Metronidazole-induced encephalopathy

A 60-year-old male patient recently operated for cecal perforation was referred to MRI clinic in view of irrelevant talking, vomiting and altered behaviour. Patient was given intravenous antibiotic to cover anaerobic infection six hourly after laparotomy for four days in view of peritonitis.

Non-contrast Magnetic Resonance Imaging (MRI) was done with T2 and FLAIR sequences. MRI showed T2 (Figure 1) and FLAIR (Figure 2) symmetric hyperintensity in bilateral dentate nuclei of cerebellar hemispheres (arrows). No other significant abnormality was detected in entire brain in this study.

Metronidazole-induced encephalopathy (MIE) is rare form of drug-induced neuronal toxicity. Metronidazole is increasingly used in hospital setups as it has pivotal role in treating anaerobic infections. It can easily cross blood–brain barrier and thus has good cerebral penetrance [1]. Brain findings are due to spongiform changes within neurons, swelling of axonal sheaths and degeneration of purkinje cells [2].

Metronidazole-induced central nervous system toxicity may present with varied neurological symptoms. This may include confusion, dysarthria, gait imbalance, extremity weakness, headache, dizziness, visual disturbance and altered behaviour [1,3].

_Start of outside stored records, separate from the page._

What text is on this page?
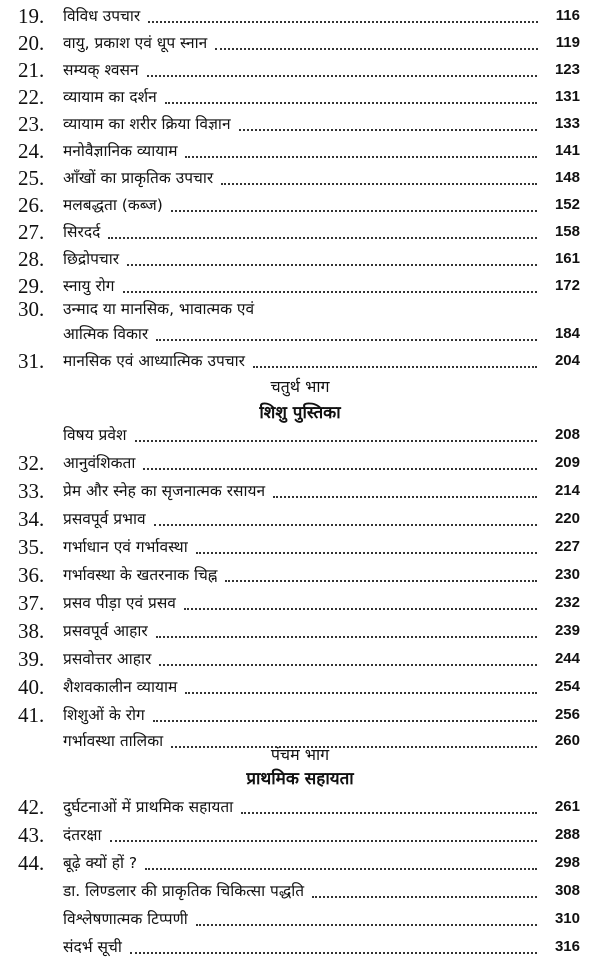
19.	विविध उपचार	116
20.	वायु, प्रकाश एवं धूप स्नान	119
21.	सम्यक् श्वसन	123
22.	व्यायाम का दर्शन	131
23.	व्यायाम का शरीर क्रिया विज्ञान	133
24.	मनोवैज्ञानिक व्यायाम	141
25.	आँखों का प्राकृतिक उपचार	148
26.	मलबद्धता (कब्ज)	152
27.	सिरदर्द	158
28.	छिद्रोपचार	161
29.	स्नायु रोग	172
30.	उन्माद या मानसिक, भावात्मक एवं
आत्मिक विकार	184
31.	मानसिक एवं आध्यात्मिक उपचार	204
चतुर्थ भाग
शिशु पुस्तिका
विषय प्रवेश	208
32.	आनुवंशिकता	209
33.	प्रेम और स्नेह का सृजनात्मक रसायन	214
34.	प्रसवपूर्व प्रभाव	220
35.	गर्भाधान एवं गर्भावस्था	227
36.	गर्भावस्था के खतरनाक चिह्न	230
37.	प्रसव पीड़ा एवं प्रसव	232
38.	प्रसवपूर्व आहार	239
39.	प्रसवोत्तर आहार	244
40.	शैशवकालीन व्यायाम	254
41.	शिशुओं के रोग	256
गर्भावस्था तालिका	260
पंचम भाग
प्राथमिक सहायता
42.	दुर्घटनाओं में प्राथमिक सहायता	261
43.	दंतरक्षा	288
44.	बूढ़े क्यों हों ?	298
डा. लिण्डलार की प्राकृतिक चिकित्सा पद्धति	308
विश्लेषणात्मक टिप्पणी	310
संदर्भ सूची	316
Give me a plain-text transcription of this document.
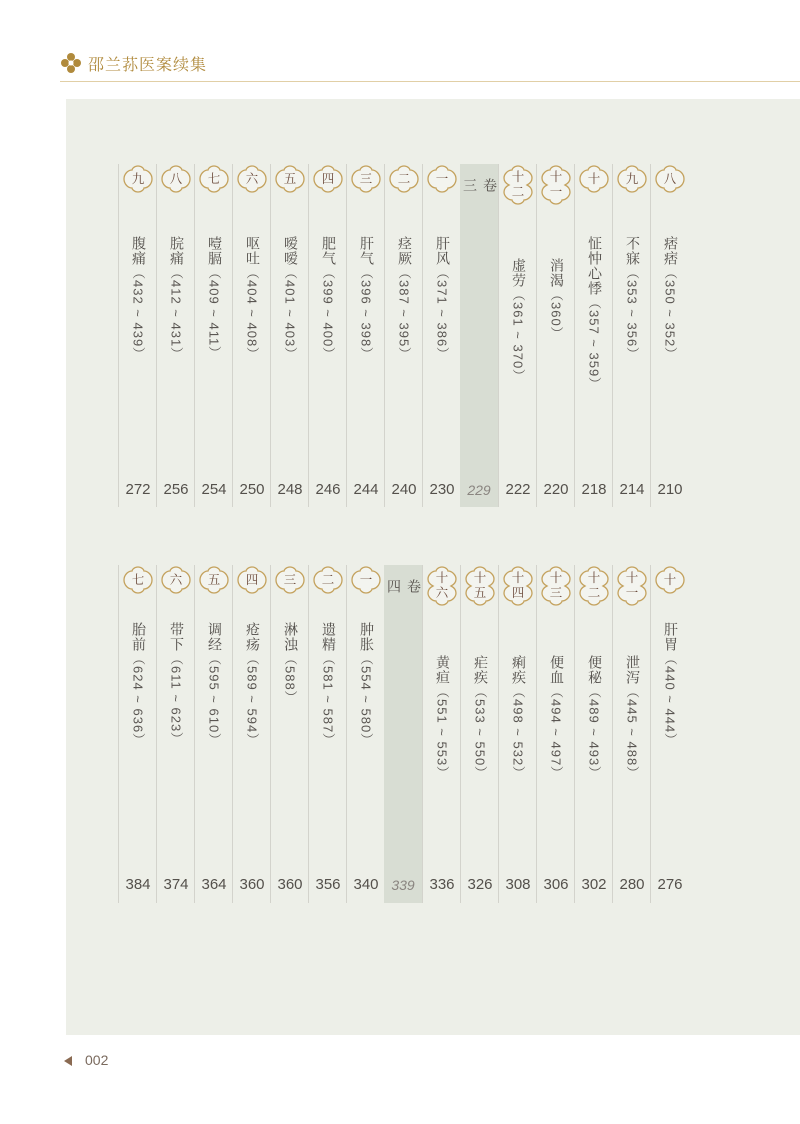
邵兰荪医案续集
八
痞痞
（350 ~ 352）
210
九
不寐
（353 ~ 356）
214
十
怔忡心悸
（357 ~ 359）
218
十一
消渴
（360）
220
十二
虚劳
（361 ~ 370）
222
卷 三
229
一
肝风
（371 ~ 386）
230
二
痉厥
（387 ~ 395）
240
三
肝气
（396 ~ 398）
244
四
肥气
（399 ~ 400）
246
五
嗳嗳
（401 ~ 403）
248
六
呕吐
（404 ~ 408）
250
七
噎膈
（409 ~ 411）
254
八
脘痛
（412 ~ 431）
256
九
腹痛
（432 ~ 439）
272
十
肝胃
（440 ~ 444）
276
十一
泄泻
（445 ~ 488）
280
十二
便秘
（489 ~ 493）
302
十三
便血
（494 ~ 497）
306
十四
痢疾
（498 ~ 532）
308
十五
疟疾
（533 ~ 550）
326
十六
黄疸
（551 ~ 553）
336
卷 四
339
一
肿胀
（554 ~ 580）
340
二
遗精
（581 ~ 587）
356
三
淋浊
（588）
360
四
疮疡
（589 ~ 594）
360
五
调经
（595 ~ 610）
364
六
带下
（611 ~ 623）
374
七
胎前
（624 ~ 636）
384
002
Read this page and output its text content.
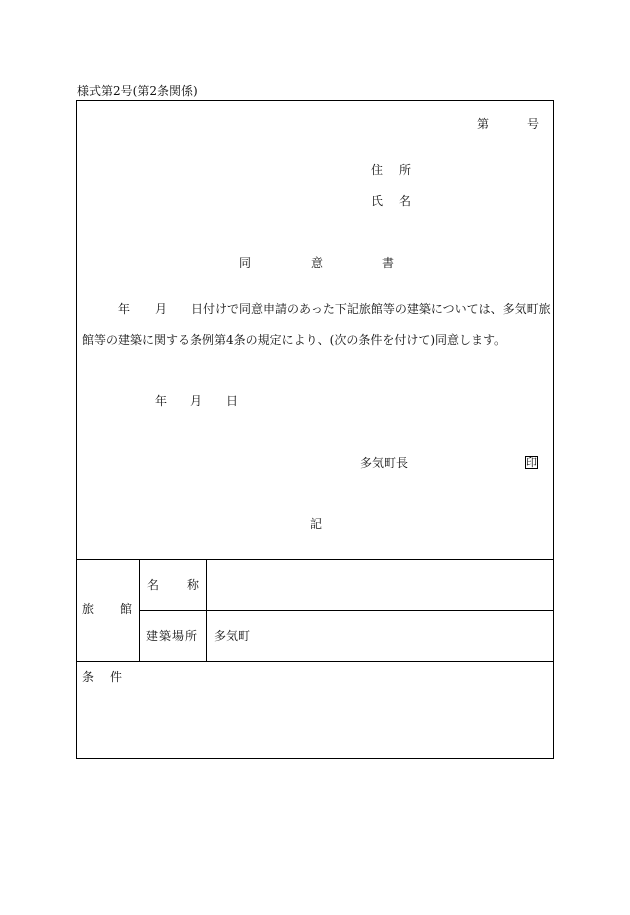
様式第2号(第2条関係)
第	号
住　所
氏　名
同	意	書
年 月 日付けで同意申請のあった下記旅館等の建築については、多気町旅
館等の建築に関する条例第4条の規定により、(次の条件を付けて)同意します。
年 月 日
多気町長	印
記
旅 館
名 称
建築場所 多気町
条　件
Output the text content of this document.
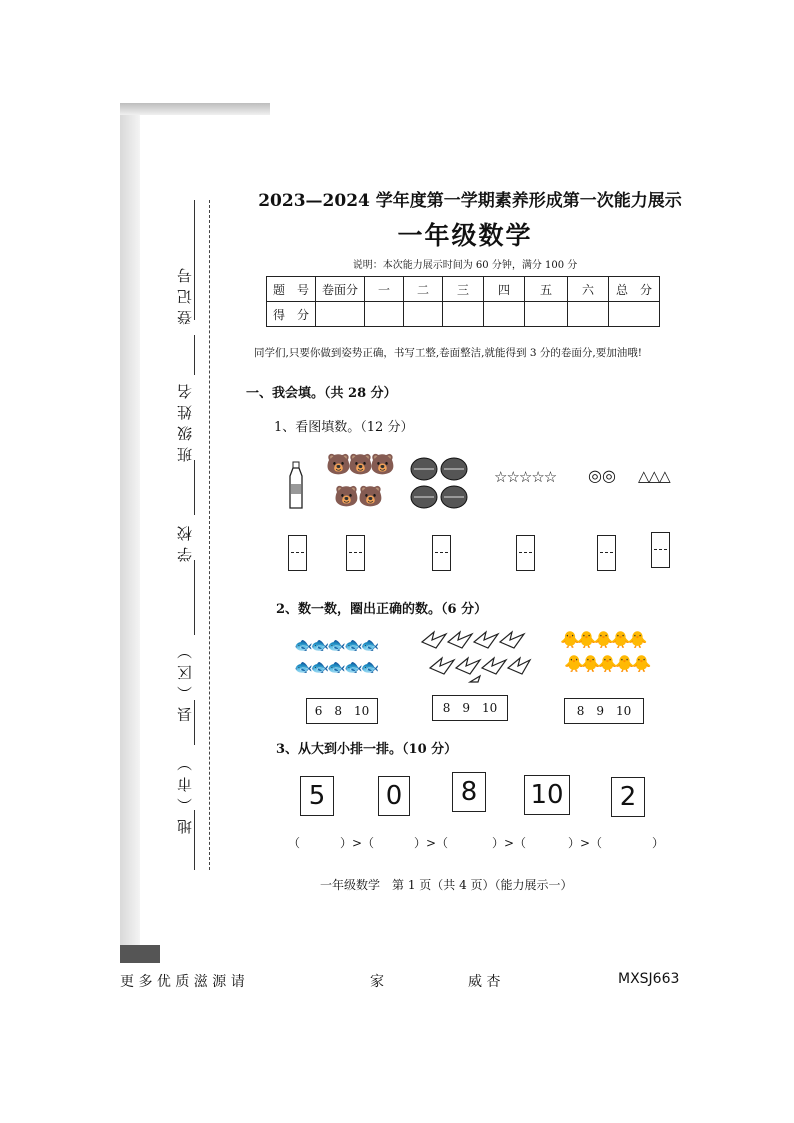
登记号
姓名
班级
学校
县（区）
地（市）
2023—2024 学年度第一学期素养形成第一次能力展示
一年级数学
说明：本次能力展示时间为 60 分钟，满分 100 分
题　号	卷面分	一	二	三	四	五	六	总　分
得　分								
同学们,只要你做到姿势正确，书写工整,卷面整洁,就能得到 3 分的卷面分,要加油哦!
一、我会填。（共 28 分）
1、看图填数。（12 分）
🐻
🐻
🐻
🐻 🐻
☆☆☆☆☆ ◎◎ △△△
2、数一数，圈出正确的数。（6 分）
🐟🐟🐟🐟🐟
🐟🐟🐟🐟🐟
🐥🐥🐥🐥🐥
🐥🐥🐥🐥🐥
6 8 10	8 9 10	8 9 10
3、从大到小排一排。（10 分）
5	0	8	10	2
（	）>（	）>（	）>（	）>（	）
一年级数学　第 1 页（共 4 页）（能力展示一）
更 多 优 质 滋 源 请	家	威 杏	MXSJ663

MRI is modality of choice for diagnosis of MIE. MRI findings of MIE are pathognomonic. The abnormal lesions are almost always bilateral and symmetrical. It presents as symmetric bilateral T2/FLAIR hyperintensity involving cerebellar dentate nuclei (most common location) and can also be seen in dorsal brainstem, including the midbrain, pons and medulla. Less common locations involve splenium of corpus callosum, inferior olivary nuclei, basal ganglia, cerebral subcortical white matter and vestibular nuclei. The lesions are typically non-enhancing [1,2]. Diffusion characteristics of lesions are variable, increased ADC value and vasogenic oedema are seen in lesions of the brainstem and cerebellar dentate nuclei, but decreased ADC value and cytotoxic oedema are seen in lesions affecting corpus callosum [2].

MIE has good prognosis, provided detected early. Treatment includes discontinuation of metronidazole and changing to another antimicrobial agent. Follow-up of patient should be done with follow-up MRI scan of brain to see for resolution of abnormal signal intensity. In most cases, encephalopathy is reversible if detected early, recovery usually takes 3-16 weeks. Irreversible neurological sequelae may remain in some patients [1,3].

Teaching points

1. MIE can be diagnosed by combination of clinical findings, proper history and imaging findings.
2. Bilateral symmetrical T2/FLAIR hyperintensity involving cerebellar dentate nuclei is most common finding on MRI.
3. Bilateral symmetrical T2/FLAIR hyperintense lesions are typically non-enhancing with variable diffusion characteristics.
4. Early diagnosis and discontinuation of metronidazole is important to prevent irreversible neurological damage.

Written informed patient consent for publication has been obtained.